The latest TV incarnation of the flying farmboy myth, Smallville, has had patches of bad scripts, shaky storylines and woefully flat acting yet it's embraced as serious TV fiction worthy of mythic Superman stature. The Flying Nun TV show, though burdened by sometimes extremely sappy and simplistic themes, boasted a couple of wonderful comic lead actors (Sally Field and the late, great Alejandro Rey) to say nothing of a strong supporting cast and mainly funny scripts. Yet recently it was proclaimed the "worst TV show of all time". Not just A Worst but The Worst.
I liked Smallville but I am here to admit before the world that I loved the Flying Nun. I'm not Catholic -- I don't even believe in god -- but as a young girl I watched it devoutly as did many women my age who are now too close for comfort to fifty. When the series was released on DVD, I purchased it (in a plain brown wrapper of course) and smuggled it home (living room drapes safely drawn) to enjoy it all over again.
While re-watching it, I kept waiting for the other shoe to drop ... to discover the thing that would make it evident to me why the series I had loved was "so bad".

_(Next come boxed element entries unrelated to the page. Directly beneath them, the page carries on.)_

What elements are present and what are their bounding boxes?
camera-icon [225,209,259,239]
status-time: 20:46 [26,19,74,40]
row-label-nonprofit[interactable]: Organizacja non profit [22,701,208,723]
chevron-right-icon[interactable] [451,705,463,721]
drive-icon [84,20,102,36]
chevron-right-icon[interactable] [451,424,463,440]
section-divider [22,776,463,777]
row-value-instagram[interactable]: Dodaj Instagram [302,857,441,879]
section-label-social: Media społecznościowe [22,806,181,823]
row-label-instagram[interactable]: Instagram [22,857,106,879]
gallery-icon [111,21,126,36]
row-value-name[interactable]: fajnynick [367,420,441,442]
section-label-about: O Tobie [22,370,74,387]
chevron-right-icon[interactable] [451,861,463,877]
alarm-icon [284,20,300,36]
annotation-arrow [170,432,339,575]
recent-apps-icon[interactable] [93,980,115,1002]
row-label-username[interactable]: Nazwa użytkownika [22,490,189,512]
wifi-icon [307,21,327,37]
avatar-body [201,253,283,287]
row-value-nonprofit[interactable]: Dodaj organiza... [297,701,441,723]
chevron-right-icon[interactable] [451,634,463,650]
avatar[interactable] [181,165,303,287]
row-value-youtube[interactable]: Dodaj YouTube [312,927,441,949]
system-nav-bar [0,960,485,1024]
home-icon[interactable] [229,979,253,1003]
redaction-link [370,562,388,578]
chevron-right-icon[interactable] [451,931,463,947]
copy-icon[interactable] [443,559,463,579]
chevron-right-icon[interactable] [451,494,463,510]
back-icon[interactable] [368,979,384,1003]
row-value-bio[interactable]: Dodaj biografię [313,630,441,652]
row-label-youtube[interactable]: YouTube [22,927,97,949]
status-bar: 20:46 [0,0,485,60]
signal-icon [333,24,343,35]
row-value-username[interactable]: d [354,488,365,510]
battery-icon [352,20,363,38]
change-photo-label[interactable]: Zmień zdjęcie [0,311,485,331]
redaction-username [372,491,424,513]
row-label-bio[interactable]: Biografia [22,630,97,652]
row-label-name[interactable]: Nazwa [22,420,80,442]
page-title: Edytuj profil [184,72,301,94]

It had no more silly a premise than various other TV shows of the same period. TFN's plots were typical Screen Gems fare with back lots strewn with shipping crates to look like sorta kinda Puerto Ricanesque streets. There was a wider range of stumbling pseudo-Latino accents than one would find at a United Nations sports bar. But The Flying Nun was actually funny. Very funny at times.
It also had a sense of poetry and inner myth about it that other "silly shows" did not have. So why is this one little show singled out for so much scorn?
Is it because Superman is based in the realm of comics which is embraced as something mythically rich? Well, The Flying Nun had literary origins ("The Fifth Pelican" by Tere Rios). It had its own mythic literary wings. Why is a "flying nun" a gimmick but a "flying Kansas farmboy" a probative trope? I'm still waiting to have it explained to me.
The one element that clearly sets The Flying Nun apart is that its lead character is female.
And Sister Bertrille was no "owned woman" like the female lead in I Dream ofJeannie (constantly clad in provocative attire while she refers to her male companion as "master"). Or a housewife who was regularly "ordered" to do things by her husband as was Samantha on Bewitched. Sister Bertrille (whose "real name" was Elsie Ethrington) was not a nun but a novice and therefore not yet "married to Christ". The only man in her life was her companion of choice (the wonderfully harassed while continually love struck Carlos Ramirez). Her life was her own. Her career was her choice. She owed her gift of flight to no one but destiny.
Quite simply, The Flying Nun is a sweet, lovely allegory for personal empowerment (especially for little girls ... and for those of us who occasionally aspire to think like them). I've now begun to wonder if – perhaps -- that is what threatens many people about the entire series. Most of its modern critics seem to be male. It seems like the myths of young boys have always outranked the dreams of little girls in terms of popular culture memes. And women have allowed it to stay that way.
Had the younger viewers been eternally happy with a never-ending tale of a flying nun, the series might have gone on for ages though it wouldn't have been nearly so beloved. But our hopes were set as high as Elsie's. Young girls, like all intelligent creatures, can see the new horizon. In truth, more than the flying and the humor and the silly premise, my friends and I loved the wonderfully democratic relationship at TFN's core. Elsie had changed Carlos Ramirez as much as Carlos had changed Elsie. Theirs was truly a relationship of equals.
What did we want? That was simple. We only wanted the impossible. We wanted her to forget her lame, ultimately disempowering engagement to Jesus. Still wanted her to have her wings (even with the silly hat). Still adored her spiritual center and her personal northern star. We just also wanted her to kiss Carlos. And to kiss him a lot. And to keep on doing so. Like always.
No small order to the 1960s religious frame of mind.
But while women may fly we may only fly "so high". We are forever trapped by Virginia Woolf's "Angel in the House". The Church wouldn't "go there"; the network couldn't "go there". The very possibility that Elsie might have had her religious life AND Carlos was unthinkable ... unless one was a free-thinking, hormone-fired young girl.
With it all, am I just seeing patterns in the chaos of my own nack standards for popular entertainment? Am I reaching? Do I need a life? Well, yes, but that's beside the point.